Женщина вошла в воду и улыбнулась: в воде было растворено солнце. Перезревшее лето пахло йодом, хвоей и солью. Она закрыла глаза. В ресницах вспыхнули хрустальные шары — над морем всходил беззвучный полдень. Мыс Айя исполинским фортом чернел в море и терпеливо дожидался зноя.
Женщина прижала копчики пальцев к смуглым плечам, и несколько слез скатилось в море. Она плакала от простой мысли, что вот этот день нужнее для нее, чем многие годы их прошлой жизни, чем тяжесть познания, чем пестрые вереницы людей, проходившие через их жизнь, как через ресторан.
— Мишук, гляди, де я! — орал Пашка с неприступных вершин.
Мишук дрожал от страха и смеялся. Он стоял у моря так, что только копчики его пальцев были в воде. Он был слишком маленький, а море было слишком большое. Мишук боялся шагнуть вперед и назад. Непонятность всего происходящего пугала Мишука. Громадные его глаза были готовы пролиться невыплаканными слезами. Впервые он ощутил величие стихий.
— Ма, зачем море большое? — шепотом спросил Мишук, по мать не слышала, она плыла далеко в море.
— Что ты шепчешь, маленький? — спросил отец.
— Па, зачем море большое? — повторил Мишук, и из глаз его закапали слезы.
Отец понял этот род потрясения: несоизмеримость величин — Мишука и моря — была очевидна. Морскую прививку Мишук переносил долго: только через неделю он перестал говорить в присутствии моря шепотом. Но тогда море уже стало его другом.

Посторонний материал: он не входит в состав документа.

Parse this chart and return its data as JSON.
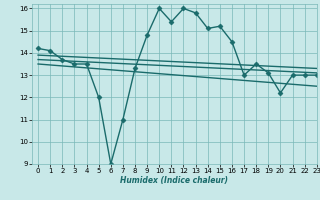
{
  "bg_color": "#c8e8e8",
  "grid_color": "#7ab8b8",
  "line_color": "#1a6b6b",
  "xlabel": "Humidex (Indice chaleur)",
  "xlim": [
    -0.5,
    23
  ],
  "ylim": [
    9,
    16.2
  ],
  "yticks": [
    9,
    10,
    11,
    12,
    13,
    14,
    15,
    16
  ],
  "xticks": [
    0,
    1,
    2,
    3,
    4,
    5,
    6,
    7,
    8,
    9,
    10,
    11,
    12,
    13,
    14,
    15,
    16,
    17,
    18,
    19,
    20,
    21,
    22,
    23
  ],
  "series": [
    {
      "x": [
        0,
        1,
        2,
        3,
        4,
        5,
        6,
        7,
        8,
        9,
        10,
        11,
        12,
        13,
        14,
        15,
        16,
        17,
        18,
        19,
        20,
        21,
        22,
        23
      ],
      "y": [
        14.2,
        14.1,
        13.7,
        13.5,
        13.5,
        12.0,
        9.0,
        11.0,
        13.3,
        14.8,
        16.0,
        15.4,
        16.0,
        15.8,
        15.1,
        15.2,
        14.5,
        13.0,
        13.5,
        13.1,
        12.2,
        13.0,
        13.0,
        13.0
      ],
      "marker": "D",
      "markersize": 2.5,
      "linewidth": 1.0
    },
    {
      "x": [
        0,
        23
      ],
      "y": [
        13.9,
        13.3
      ],
      "marker": null,
      "markersize": 0,
      "linewidth": 1.0
    },
    {
      "x": [
        0,
        23
      ],
      "y": [
        13.7,
        13.1
      ],
      "marker": null,
      "markersize": 0,
      "linewidth": 1.0
    },
    {
      "x": [
        0,
        23
      ],
      "y": [
        13.5,
        12.5
      ],
      "marker": null,
      "markersize": 0,
      "linewidth": 1.0
    }
  ]
}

Шхуну «Кудесник» изгрызли морские черви. Она долго плавала у кавказских берегов и стояла в Батуме, где, по свидетельству старинных лоций, множество червей, и поэтому судам с деревянным корпусом застаиваться нельзя.

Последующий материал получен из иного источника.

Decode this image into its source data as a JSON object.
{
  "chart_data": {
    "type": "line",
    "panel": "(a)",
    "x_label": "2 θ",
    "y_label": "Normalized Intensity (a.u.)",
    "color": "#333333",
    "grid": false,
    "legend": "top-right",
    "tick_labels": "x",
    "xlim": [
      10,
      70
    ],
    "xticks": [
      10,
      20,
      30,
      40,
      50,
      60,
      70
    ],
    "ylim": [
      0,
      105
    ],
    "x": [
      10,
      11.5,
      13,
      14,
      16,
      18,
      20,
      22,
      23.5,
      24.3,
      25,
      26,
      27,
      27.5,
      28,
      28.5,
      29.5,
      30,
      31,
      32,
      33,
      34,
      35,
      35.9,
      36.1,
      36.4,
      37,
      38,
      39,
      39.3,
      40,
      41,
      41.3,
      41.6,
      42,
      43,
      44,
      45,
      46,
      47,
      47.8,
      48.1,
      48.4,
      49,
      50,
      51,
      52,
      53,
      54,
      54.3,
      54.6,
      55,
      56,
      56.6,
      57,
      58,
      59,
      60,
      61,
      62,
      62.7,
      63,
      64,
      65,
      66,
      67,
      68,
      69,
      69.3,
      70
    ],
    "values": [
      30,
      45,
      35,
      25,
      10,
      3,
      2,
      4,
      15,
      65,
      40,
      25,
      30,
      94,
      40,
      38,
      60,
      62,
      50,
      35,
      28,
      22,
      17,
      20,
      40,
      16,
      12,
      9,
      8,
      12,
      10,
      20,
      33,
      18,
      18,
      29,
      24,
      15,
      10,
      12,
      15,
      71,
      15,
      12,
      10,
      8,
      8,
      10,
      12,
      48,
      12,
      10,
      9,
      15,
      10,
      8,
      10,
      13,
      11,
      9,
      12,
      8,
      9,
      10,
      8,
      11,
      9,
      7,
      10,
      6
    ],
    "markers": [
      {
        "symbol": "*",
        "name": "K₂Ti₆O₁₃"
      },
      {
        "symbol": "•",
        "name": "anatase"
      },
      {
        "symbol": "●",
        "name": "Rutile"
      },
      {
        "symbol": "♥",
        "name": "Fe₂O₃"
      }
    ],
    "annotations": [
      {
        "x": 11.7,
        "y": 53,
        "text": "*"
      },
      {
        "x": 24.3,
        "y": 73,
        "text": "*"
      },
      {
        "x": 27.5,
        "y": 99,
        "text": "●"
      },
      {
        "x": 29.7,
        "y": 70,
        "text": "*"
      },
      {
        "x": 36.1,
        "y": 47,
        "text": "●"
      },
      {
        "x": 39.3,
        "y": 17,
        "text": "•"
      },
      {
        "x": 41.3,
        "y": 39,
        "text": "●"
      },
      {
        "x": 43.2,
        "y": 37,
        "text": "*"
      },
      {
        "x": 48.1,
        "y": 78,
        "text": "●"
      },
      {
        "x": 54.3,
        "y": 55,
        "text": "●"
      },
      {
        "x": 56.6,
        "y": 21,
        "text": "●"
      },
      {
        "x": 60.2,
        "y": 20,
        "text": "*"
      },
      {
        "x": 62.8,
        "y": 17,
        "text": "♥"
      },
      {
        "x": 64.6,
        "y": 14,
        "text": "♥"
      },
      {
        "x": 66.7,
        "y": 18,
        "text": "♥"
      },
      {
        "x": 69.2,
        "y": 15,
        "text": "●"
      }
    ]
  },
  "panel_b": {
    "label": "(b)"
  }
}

Изъеденный червями, «Кудесник» снялся из Батума в Херсон. Вблизи Севастополя в трюме открылась течь. Испуганный шкипер повернул в зеленую лагуну и выбросил судно на мель.
Проходили зимы с их штормами, и «Кудесник» погрузился в воду по палубу. В его трюмах серебряным рисом бродила камса, а на палубе Петро Дымченко сушил сети.
Из истлевших канатов еще не выветрился запах смолы. В трещинах мачт янтарными каплями каменела смола. Ржавчина цепей была цвета киновари — океанская ржавчина: твердый палет соли и ветра.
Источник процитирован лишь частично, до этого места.